For the next five months, Ohio University’s Lausche Heating Plant will operate entirely on natural gas, backing out the use of coal during that period, the university said April 12.
“Director of Energy Management Tim Strissel identified an opportunity to purchase blocks of gas, known as hedging. We can guarantee the price for 55 percent of our gas needs and purchase the rest on the open market as needed during the summer,” said Mike Gebeke, executive director of facilities management. “It is anticipated that the cost during the summer will be lower than the ‘hedged’ amount. This led to the idea that we could burn gas to power the plant over the summer for less than the cost of burning coal. This is the first time in the history of Lausche that this has been possible.”
This coal-to-gas conversion will not only save money, it will reduce greenhouse gas emissions, Gebeke said. These five months will also serve as a pilot for the university’s eventual full conversion to natural gas, estimated to happen in 2015.
Ohio University has always burned natural gas, but according to Strissel, it only accounted for approximately 15% of the fuel used.

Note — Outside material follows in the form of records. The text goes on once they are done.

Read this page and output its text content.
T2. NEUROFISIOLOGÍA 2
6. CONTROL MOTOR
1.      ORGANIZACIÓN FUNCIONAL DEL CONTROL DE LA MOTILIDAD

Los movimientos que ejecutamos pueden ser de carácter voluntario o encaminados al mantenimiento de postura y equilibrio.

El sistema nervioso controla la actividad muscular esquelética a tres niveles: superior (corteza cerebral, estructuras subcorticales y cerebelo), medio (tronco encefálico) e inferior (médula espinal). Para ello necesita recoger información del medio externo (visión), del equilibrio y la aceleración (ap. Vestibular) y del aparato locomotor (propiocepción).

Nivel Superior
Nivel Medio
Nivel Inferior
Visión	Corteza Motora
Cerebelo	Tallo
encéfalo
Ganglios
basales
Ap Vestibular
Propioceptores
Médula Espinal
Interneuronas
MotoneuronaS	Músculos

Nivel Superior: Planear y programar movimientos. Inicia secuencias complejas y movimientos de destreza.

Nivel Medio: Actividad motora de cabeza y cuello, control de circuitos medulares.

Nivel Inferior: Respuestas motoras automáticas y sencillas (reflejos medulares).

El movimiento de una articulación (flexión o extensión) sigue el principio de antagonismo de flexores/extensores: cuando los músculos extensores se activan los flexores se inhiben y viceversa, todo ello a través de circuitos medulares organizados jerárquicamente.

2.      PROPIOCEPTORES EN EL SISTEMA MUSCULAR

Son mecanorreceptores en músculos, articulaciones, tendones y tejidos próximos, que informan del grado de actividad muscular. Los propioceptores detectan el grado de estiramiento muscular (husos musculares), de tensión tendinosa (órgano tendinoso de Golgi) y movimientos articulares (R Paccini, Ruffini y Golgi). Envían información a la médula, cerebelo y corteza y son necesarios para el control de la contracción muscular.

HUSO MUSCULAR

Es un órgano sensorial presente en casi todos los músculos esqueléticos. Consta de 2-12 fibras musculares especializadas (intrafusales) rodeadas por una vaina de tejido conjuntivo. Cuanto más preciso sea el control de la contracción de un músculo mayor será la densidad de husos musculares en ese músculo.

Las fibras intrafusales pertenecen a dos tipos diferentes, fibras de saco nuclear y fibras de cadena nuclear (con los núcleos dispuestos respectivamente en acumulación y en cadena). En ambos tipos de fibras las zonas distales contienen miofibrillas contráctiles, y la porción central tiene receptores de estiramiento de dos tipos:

As a result, the natural gas boilers were not being used at full efficiency.
This is not only a test for the entire Athens campus steam system but for the university’s two natural gas boilers. If they perform well during the test, they will not need to be replaced during the heating plant’s full conversion to natural gas in later years. If the five months are determined to be a success and natural gas prices remain low, the university may extend the test by two months.
This coal-to-gas conversion is not unusual, since the Sierra Club has had success in recent years through its Beyond Coal campaign in getting universities and colleges nationwide to back away from coal for campus facilities. But the Ohio University plan is especially disheartening for the coal industry since the university is near the heart of the southeast Ohio coal industry.
University officials had said in March 2011 that they planned to meet with representatives of environmental groups, including the Sierra Club, to discuss claims that the Lausche Heating Plant is in violation of the Clean Air Act.